Design of Wearable UWB Microstrip Patch Antenna for Breast Cancer Tumor Detection
Monika Mathur1, Harshal Nigam2, D.Mathur3, G. Singh3, S K Bhatnagar4, Mukesh Arora5
1,2, 5,6 Swami Keshvanand Institute of Technology, Management and Gramothan, Jaipur
3Rajasthan Technical University, Kota
4Malviya National Institute of Technology, Jaipur
ABSTRACT
A novel approach to detect breast cancer tumor is proposed in this paper. The UWB antennas are designed in the frequency range 3.3-10.6 GHz. The antennas show a return loss S11 less than -10 dB for the UWB frequency range and a maximum gain of 3.49 dB in this range. The designed UWB antennas can be placed on both sides of breast such that the signal scattered by the breast tumor can be detected by the receiving antenna.

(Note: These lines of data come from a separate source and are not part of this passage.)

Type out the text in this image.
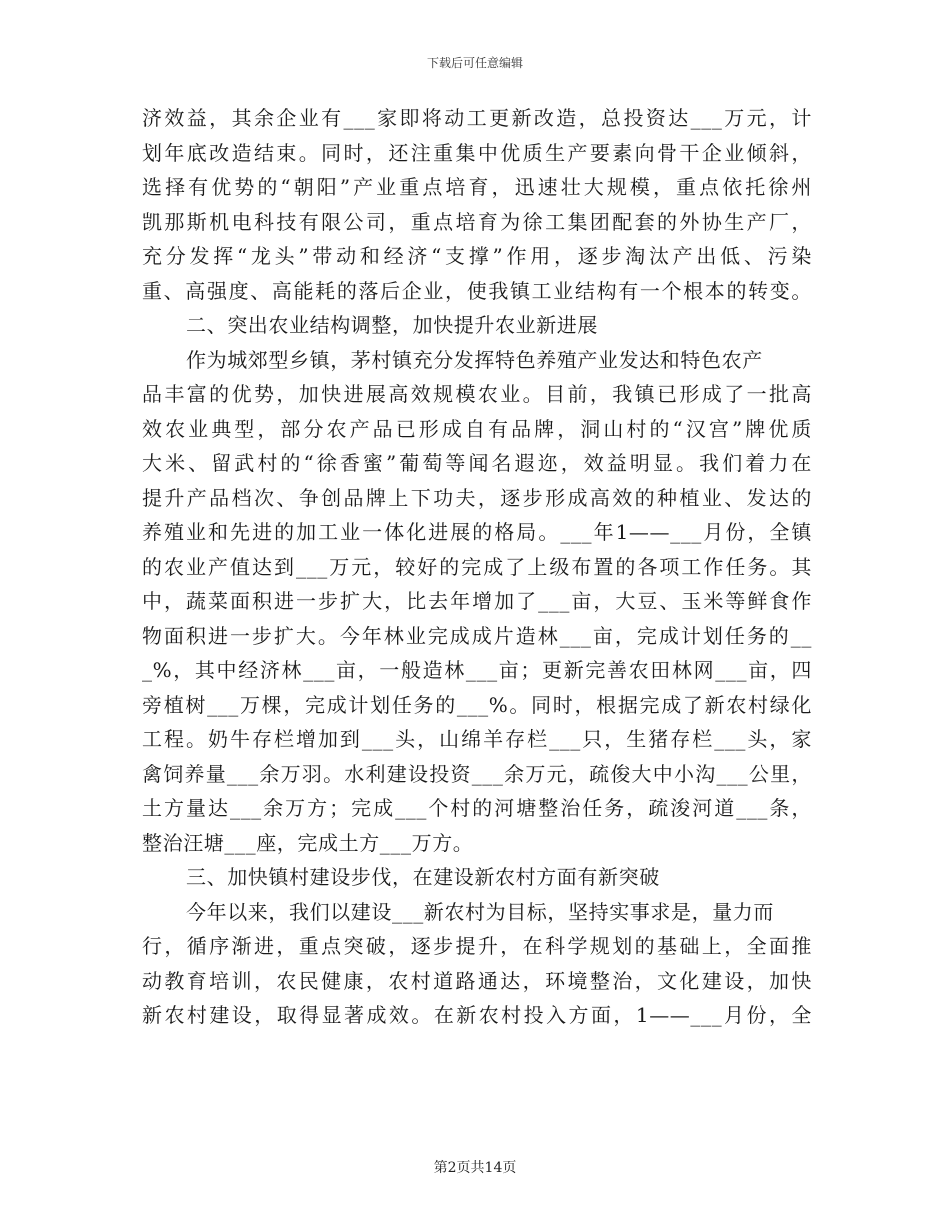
下载后可任意编辑
济效益，其余企业有___家即将动工更新改造，总投资达___万元，计
划年底改造结束。同时，还注重集中优质生产要素向骨干企业倾斜，
选择有优势的“朝阳”产业重点培育，迅速壮大规模，重点依托徐州
凯那斯机电科技有限公司，重点培育为徐工集团配套的外协生产厂，
充分发挥“龙头”带动和经济“支撑”作用，逐步淘汰产出低、污染
重、高强度、高能耗的落后企业，使我镇工业结构有一个根本的转变。
二、突出农业结构调整，加快提升农业新进展
作为城郊型乡镇，茅村镇充分发挥特色养殖产业发达和特色农产
品丰富的优势，加快进展高效规模农业。目前，我镇已形成了一批高
效农业典型，部分农产品已形成自有品牌，洞山村的“汉宫”牌优质
大米、留武村的“徐香蜜”葡萄等闻名遐迩，效益明显。我们着力在
提升产品档次、争创品牌上下功夫，逐步形成高效的种植业、发达的
养殖业和先进的加工业一体化进展的格局。___年1——___月份，全镇
的农业产值达到___万元，较好的完成了上级布置的各项工作任务。其
中，蔬菜面积进一步扩大，比去年增加了___亩，大豆、玉米等鲜食作
物面积进一步扩大。今年林业完成成片造林___亩，完成计划任务的__
_%，其中经济林___亩，一般造林___亩；更新完善农田林网___亩，四
旁植树___万棵，完成计划任务的___%。同时，根据完成了新农村绿化
工程。奶牛存栏增加到___头，山绵羊存栏___只，生猪存栏___头，家
禽饲养量___余万羽。水利建设投资___余万元，疏俊大中小沟___公里，
土方量达___余万方；完成___个村的河塘整治任务，疏浚河道___条，
整治汪塘___座，完成土方___万方。
三、加快镇村建设步伐，在建设新农村方面有新突破
今年以来，我们以建设___新农村为目标，坚持实事求是，量力而
行，循序渐进，重点突破，逐步提升，在科学规划的基础上，全面推
动教育培训，农民健康，农村道路通达，环境整治，文化建设，加快
新农村建设，取得显著成效。在新农村投入方面，1——___月份，全
第2页共14页
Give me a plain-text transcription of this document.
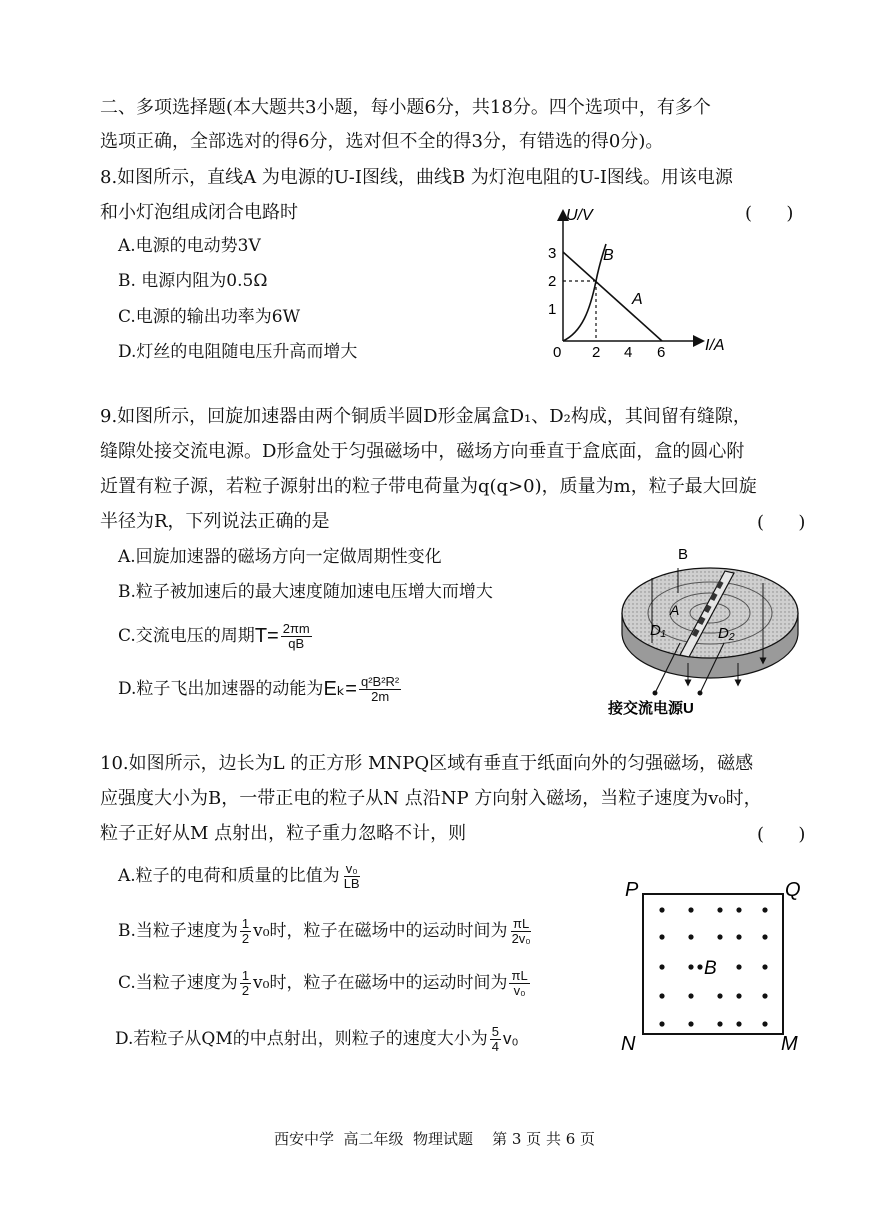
二、多项选择题(本大题共3小题，每小题6分，共18分。四个选项中，有多个
选项正确，全部选对的得6分，选对但不全的得3分，有错选的得0分)。
8.如图所示，直线A 为电源的U-I图线，曲线B 为灯泡电阻的U-I图线。用该电源
和小灯泡组成闭合电路时	(      )
A.电源的电动势3V
B. 电源内阻为0.5Ω
C.电源的输出功率为6W
D.灯丝的电阻随电压升高而增大
U/V
I/A
3
2
1
0 2 4 6
B
A
9.如图所示，回旋加速器由两个铜质半圆D形金属盒D₁、D₂构成，其间留有缝隙，
缝隙处接交流电源。D形盒处于匀强磁场中，磁场方向垂直于盒底面，盒的圆心附
近置有粒子源，若粒子源射出的粒子带电荷量为q(q>0)，质量为m，粒子最大回旋
半径为R，下列说法正确的是	(      )
A.回旋加速器的磁场方向一定做周期性变化
B.粒子被加速后的最大速度随加速电压增大而增大
C.交流电压的周期 $T= \frac{2\pi m}{qB}$
D.粒子飞出加速器的动能为 $E_k= \frac{\text{q²B²R²}}{2m}$
B
A
D₁	D₂
接交流电源U
10.如图所示，边长为L 的正方形 MNPQ区域有垂直于纸面向外的匀强磁场，磁感
应强度大小为B，一带正电的粒子从N 点沿NP 方向射入磁场，当粒子速度为v₀时，
粒子正好从M 点射出，粒子重力忽略不计，则	(      )
A.粒子的电荷和质量的比值为 $\frac{\text{v₀}}{LB}$
B.当粒子速度为 $\frac{1}{2} v_0$时，粒子在磁场中的运动时间为 $\frac{\pi L}{\text{2v₀}}$
C.当粒子速度为 $\frac{1}{2} v_0$时，粒子在磁场中的运动时间为 $\frac{\pi L}{\text{v₀}}$
D.若粒子从QM的中点射出，则粒子的速度大小为 $\frac{5}{4} v_0$
P	Q
N	M
B
西安中学  高二年级  物理试题    第 3 页 共 6 页
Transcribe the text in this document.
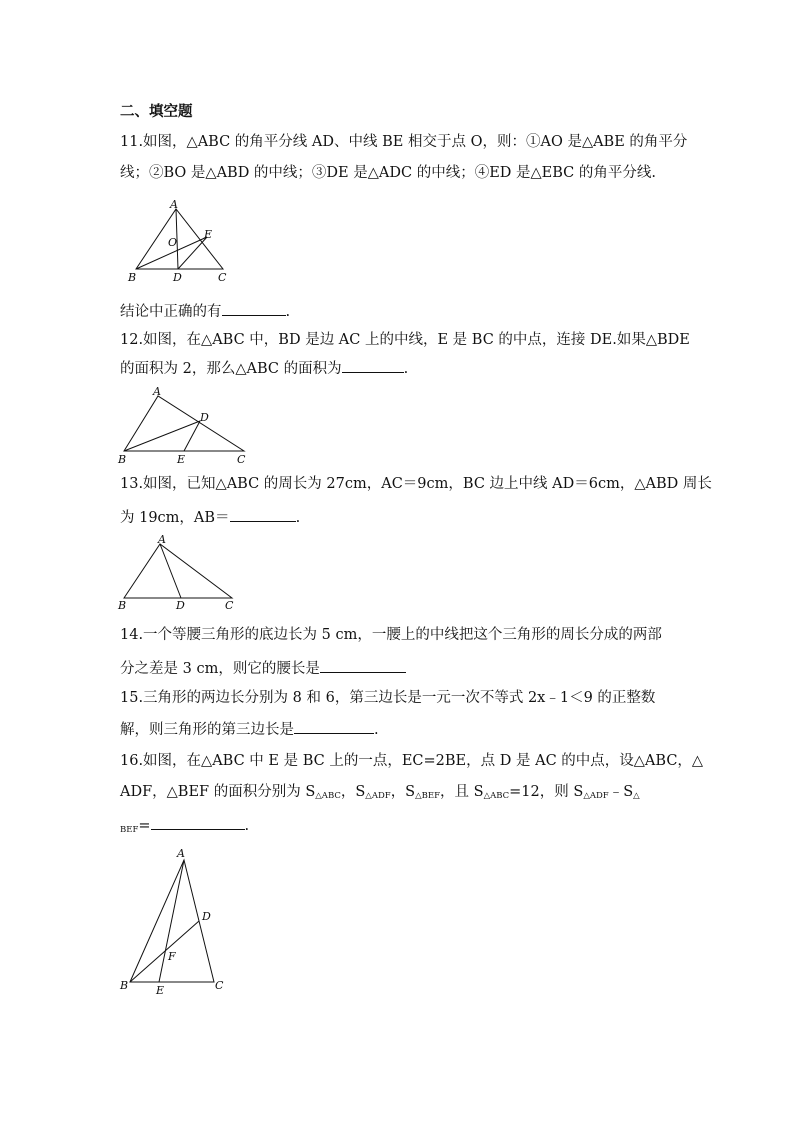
二、填空题
11.如图，△ABC 的角平分线 AD、中线 BE 相交于点 O，则：①AO 是△ABE 的角平分
线；②BO 是△ABD 的中线；③DE 是△ADC 的中线；④ED 是△EBC 的角平分线.
A
O
E
B	D	C
结论中正确的有	.
12.如图，在△ABC 中，BD 是边 AC 上的中线，E 是 BC 的中点，连接 DE.如果△BDE
的面积为 2，那么△ABC 的面积为	.
A
D
B	E	C
13.如图，已知△ABC 的周长为 27cm，AC＝9cm，BC 边上中线 AD＝6cm，△ABD 周长
为 19cm，AB＝	.
A
B	D	C
14.一个等腰三角形的底边长为 5 cm，一腰上的中线把这个三角形的周长分成的两部
分之差是 3 cm，则它的腰长是
15.三角形的两边长分别为 8 和 6，第三边长是一元一次不等式 2x﹣1＜9 的正整数
解，则三角形的第三边长是	.
16.如图，在△ABC 中 E 是 BC 上的一点，EC=2BE，点 D 是 AC 的中点，设△ABC，△
ADF，△BEF 的面积分别为 $S_{\triangle ABC}$，$S_{\triangle ADF}$，$S_{\triangle BEF}$，且 $S_{\triangle ABC}=12$，则 $S_{\triangle ADF}﹣S_\triangle$
$_{BEF}$=	.
A
D
F
B	E	C
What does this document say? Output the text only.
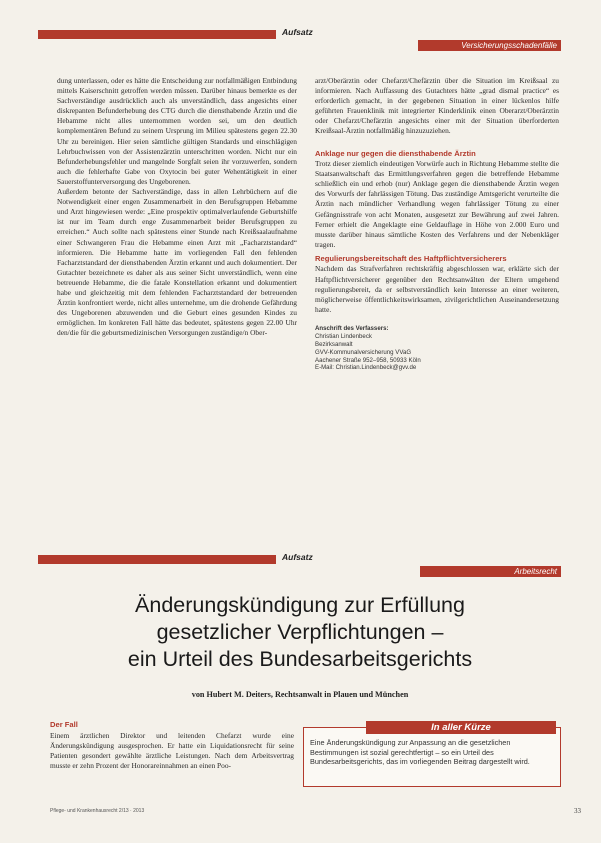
Aufsatz
Versicherungsschadenfälle

dung unterlassen, oder es hätte die Entscheidung zur notfallmäßigen Entbindung mittels Kaiserschnitt getroffen werden müssen. Darüber hinaus bemerkte es der Sachverständige ausdrücklich auch als unverständlich, dass angesichts einer diskrepanten Befunderhebung des CTG durch die diensthabende Ärztin und die Hebamme nicht alles unternommen worden sei, um den deutlich komplementären Befund zu seinem Ursprung im Milieu spätestens gegen 22.30 Uhr zu bereinigen. Hier seien sämtliche gültigen Standards und einschlägigen Lehrbuchwissen von der Assistenzärztin unterschritten worden. Nicht nur ein Befunderhebungsfehler und mangelnde Sorgfalt seien ihr vorzuwerfen, sondern auch die fehlerhafte Gabe von Oxytocin bei guter Wehentätigkeit in einer Sauerstoffunterversorgung des Ungeborenen.

Außerdem betonte der Sachverständige, dass in allen Lehrbüchern auf die Notwendigkeit einer engen Zusammenarbeit in den Berufsgruppen Hebamme und Arzt hingewiesen werde: „Eine prospektiv optimalverlaufende Geburtshilfe ist nur im Team durch enge Zusammenarbeit beider Berufsgruppen zu erreichen.“ Auch sollte nach spätestens einer Stunde nach Kreißsaalaufnahme einer Schwangeren Frau die Hebamme einen Arzt mit „Facharztstandard“ informieren. Die Hebamme hatte im vorliegenden Fall den fehlenden Facharztstandard der diensthabenden Ärztin erkannt und auch dokumentiert. Der Gutachter bezeichnete es daher als aus seiner Sicht unverständlich, wenn eine betreuende Hebamme, die die fatale Konstellation erkannt und dokumentiert habe und gleichzeitig mit dem fehlenden Facharztstandard der betreuenden Ärztin konfrontiert werde, nicht alles unternehme, um die drohende Gefährdung des Ungeborenen abzuwenden und die Geburt eines gesunden Kindes zu ermöglichen. Im konkreten Fall hätte das bedeutet, spätestens gegen 22.00 Uhr den/die für die geburtsmedizinischen Versorgungen zuständige/n Ober-

arzt/Oberärztin oder Chefarzt/Chefärztin über die Situation im Kreißsaal zu informieren. Nach Auffassung des Gutachters hätte „grad dismal practice“ es erforderlich gemacht, in der gegebenen Situation in einer lückenlos hilfe geführten Frauenklinik mit integrierter Kinderklinik einen Oberarzt/Oberärztin oder Chefarzt/Chefärztin angesichts einer mit der Situation überforderten Kreißsaal-Ärztin notfallmäßig hinzuzuziehen.

Anklage nur gegen die diensthabende Ärztin

Trotz dieser ziemlich eindeutigen Vorwürfe auch in Richtung Hebamme stellte die Staatsanwaltschaft das Ermittlungsverfahren gegen die betreffende Hebamme schließlich ein und erhob (nur) Anklage gegen die diensthabende Ärztin wegen des Vorwurfs der fahrlässigen Tötung. Das zuständige Amtsgericht verurteilte die Ärztin nach mündlicher Verhandlung wegen fahrlässiger Tötung zu einer Gefängnisstrafe von acht Monaten, ausgesetzt zur Bewährung auf zwei Jahren. Ferner erhielt die Angeklagte eine Geldauflage in Höhe von 2.000 Euro und musste darüber hinaus sämtliche Kosten des Verfahrens und der Nebenkläger tragen.

Regulierungsbereitschaft des Haftpflichtversicherers

Nachdem das Strafverfahren rechtskräftig abgeschlossen war, erklärte sich der Haftpflichtversicherer gegenüber den Rechtsanwälten der Eltern umgehend regulierungsbereit, da er selbstverständlich kein Interesse an einer weiteren, möglicherweise öffentlichkeitswirksamen, zivilgerichtlichen Auseinandersetzung hatte.

Anschrift des Verfassers:
Christian Lindenbeck
Bezirksanwalt
GVV-Kommunalversicherung VVaG
Aachener Straße 952–958, 50933 Köln
E-Mail: Christian.Lindenbeck@gvv.de
Aufsatz
Arbeitsrecht
Änderungskündigung zur Erfüllung
gesetzlicher Verpflichtungen –
ein Urteil des Bundesarbeitsgerichts
von Hubert M. Deiters, Rechtsanwalt in Plauen und München
Der Fall

Einem ärztlichen Direktor und leitenden Chefarzt wurde eine Änderungskündigung ausgesprochen. Er hatte ein Liquidationsrecht für seine Patienten gesondert gewählte ärztliche Leistungen. Nach dem Arbeitsvertrag musste er zehn Prozent der Honorareinnahmen an einen Poo-

In aller Kürze
Eine Änderungskündigung zur Anpassung an die gesetzlichen Bestimmungen ist sozial gerechtfertigt – so ein Urteil des Bundesarbeitsgerichts, das im vorliegenden Beitrag dargestellt wird.
Pflege- und Krankenhausrecht 2/13 · 2013	33
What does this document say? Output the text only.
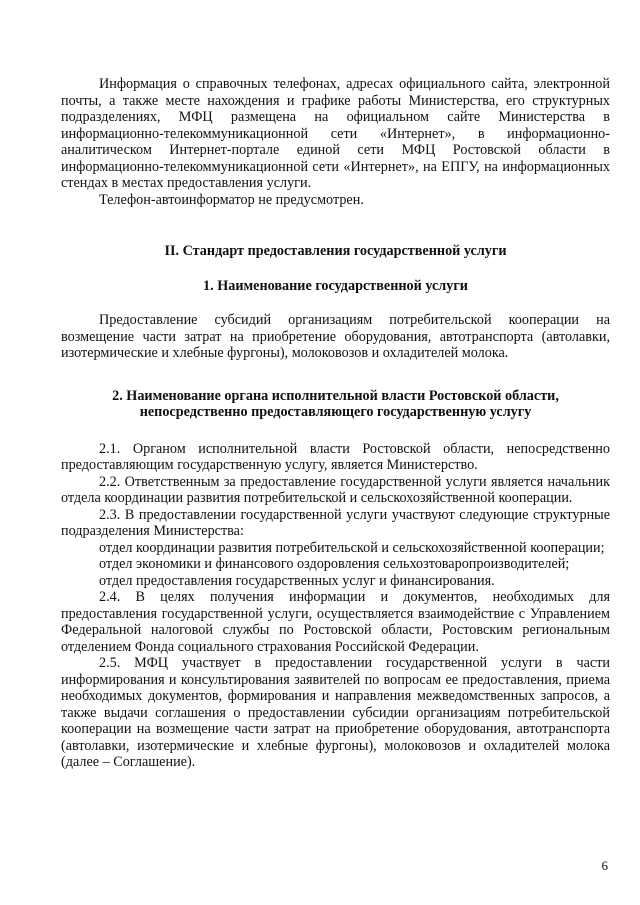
Информация о справочных телефонах, адресах официального сайта, электронной почты, а также месте нахождения и графике работы Министерства, его структурных подразделениях, МФЦ размещена на официальном сайте Министерства в информационно-телекоммуникационной сети «Интернет», в информационно-аналитическом Интернет-портале единой сети МФЦ Ростовской области в информационно-телекоммуникационной сети «Интернет», на ЕПГУ, на информационных стендах в местах предоставления услуги.

Телефон-автоинформатор не предусмотрен.

II. Стандарт предоставления государственной услуги
1. Наименование государственной услуги

Предоставление субсидий организациям потребительской кооперации на возмещение части затрат на приобретение оборудования, автотранспорта (автолавки, изотермические и хлебные фургоны), молоковозов и охладителей молока.

2. Наименование органа исполнительной власти Ростовской области,
непосредственно предоставляющего государственную услугу

2.1. Органом исполнительной власти Ростовской области, непосредственно предоставляющим государственную услугу, является Министерство.

2.2. Ответственным за предоставление государственной услуги является начальник отдела координации развития потребительской и сельскохозяйственной кооперации.

2.3. В предоставлении государственной услуги участвуют следующие структурные подразделения Министерства:

отдел координации развития потребительской и сельскохозяйственной кооперации;

отдел экономики и финансового оздоровления сельхозтоваропроизводителей;

отдел предоставления государственных услуг и финансирования.

2.4. В целях получения информации и документов, необходимых для предоставления государственной услуги, осуществляется взаимодействие с Управлением Федеральной налоговой службы по Ростовской области, Ростовским региональным отделением Фонда социального страхования Российской Федерации.

2.5. МФЦ участвует в предоставлении государственной услуги в части информирования и консультирования заявителей по вопросам ее предоставления, приема необходимых документов, формирования и направления межведомственных запросов, а также выдачи соглашения о предоставлении субсидии организациям потребительской кооперации на возмещение части затрат на приобретение оборудования, автотранспорта (автолавки, изотермические и хлебные фургоны), молоковозов и охладителей молока (далее – Соглашение).

6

A breast model is designed which is simulated with UWB antenna on both sides, the variation of E field, H field and current density is shown with and without tumor for various position and size of the tumor, the difference between these values will detect the presence of tumor. The SAR is also simulated for different frequencies in UWB range with variation in size and position of the tumor. The simulated results can be observed and the presence of tumor can be detected.
Keywords:
E-field, H-field, SAR, Tumor , Ultra-Wide Band
1. Introduction
Breast cancer is a major cause of death among women nowadays [1]. It should be detected at a very early stage so that it can be treated otherwise the conditions can be very severe. It is basically a cell that grows very fast, the cancer cells can go to other parts of body also and affect them, these cells become longer and uncontrolled thus it becomes a tumor [2-3]. There are traditional methods to detect the cancer like ultrasound, X-ray, MRI, microwave imaging [4-5]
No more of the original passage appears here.